3Chiles v. Stephens, 10 Ky. 340, 345–346 (1821):In this country our statute is not precisely the same as those of England, but it is more favorable to the possessor, and declares that every entry, whether with or without force, if it be made without the assent or against the will of the person having the possession in fact, shall be deemed a forcible entry ․ The landlord can, no more than any other person, after the expiration of the lease, enter against the will of the tenant. If the tenant refuses to restore the possession, the act has furnished a remedy to the landlord; but in pursuing that remedy, he is not to be his own judge, but must refer his case to the tribunals of justice for decision.
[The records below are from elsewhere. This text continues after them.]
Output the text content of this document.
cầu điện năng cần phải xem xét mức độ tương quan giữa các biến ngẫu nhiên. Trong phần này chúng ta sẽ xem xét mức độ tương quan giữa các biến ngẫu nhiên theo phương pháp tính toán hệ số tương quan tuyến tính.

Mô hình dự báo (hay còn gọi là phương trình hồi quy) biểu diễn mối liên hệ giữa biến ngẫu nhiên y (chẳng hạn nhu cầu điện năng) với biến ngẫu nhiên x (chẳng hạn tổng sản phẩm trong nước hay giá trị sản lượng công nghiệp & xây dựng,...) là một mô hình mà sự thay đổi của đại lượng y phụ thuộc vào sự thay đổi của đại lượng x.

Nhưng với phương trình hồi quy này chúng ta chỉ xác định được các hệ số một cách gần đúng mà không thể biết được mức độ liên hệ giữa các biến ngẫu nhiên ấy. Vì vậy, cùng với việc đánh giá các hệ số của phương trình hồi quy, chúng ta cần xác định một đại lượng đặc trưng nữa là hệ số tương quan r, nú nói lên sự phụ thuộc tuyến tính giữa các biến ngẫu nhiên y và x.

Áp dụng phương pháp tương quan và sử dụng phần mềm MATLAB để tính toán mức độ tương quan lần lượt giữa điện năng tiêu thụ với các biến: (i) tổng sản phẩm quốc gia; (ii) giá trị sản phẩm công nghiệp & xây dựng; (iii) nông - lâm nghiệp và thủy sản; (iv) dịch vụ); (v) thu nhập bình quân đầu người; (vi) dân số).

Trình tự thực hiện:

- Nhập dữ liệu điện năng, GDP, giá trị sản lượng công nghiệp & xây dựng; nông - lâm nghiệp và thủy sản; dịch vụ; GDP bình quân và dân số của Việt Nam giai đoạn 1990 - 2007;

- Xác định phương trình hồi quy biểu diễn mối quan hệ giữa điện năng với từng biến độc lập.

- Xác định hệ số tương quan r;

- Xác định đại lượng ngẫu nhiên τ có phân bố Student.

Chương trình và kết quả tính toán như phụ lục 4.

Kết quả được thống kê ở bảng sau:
The landlord may have a title of entry, but his having such title gives him no right to enter upon the possession in fact of another against the will of the possessor; and there is nothing in the act which places his claim to redress himself by his own act on different footing from any other person having the right of entry; and if he should enter, must be subject to the same consequences of others making forcible entries. .
4“Possession of property and occupancy under an agreement for an indefinite term ordinarily creates a tenancy at will.” Morgan v. Morgan, 309 Ky. 581, 218 S.W.2d 410, 411 (1949). .
5“A tenancy by sufferance exists where a person who has originally come into possession lawfully holds such possession after his right of occupancy is terminated.” Delph v. Bank of Harlan, 292 Ky. 387, 166 S.W.2d 852, 853 (1942) (citations omitted).
6The district court treated the tenancy at issue here as a tenancy at will or a tenancy by sufferance, and we discern no reason to conclude otherwise. .
7See KRS Chapter 383.500-383.715. .
8Accord Chiles v. Stephens, 10 Ky. 340, 345 (1821). .
OPINION OF THE COURT BY JUSTICE VENTERS
All sitting. Minton, C.J.; Cunningham, Hughes, Noble, and Wright, JJ., concur. Keller, J., concurs in result only.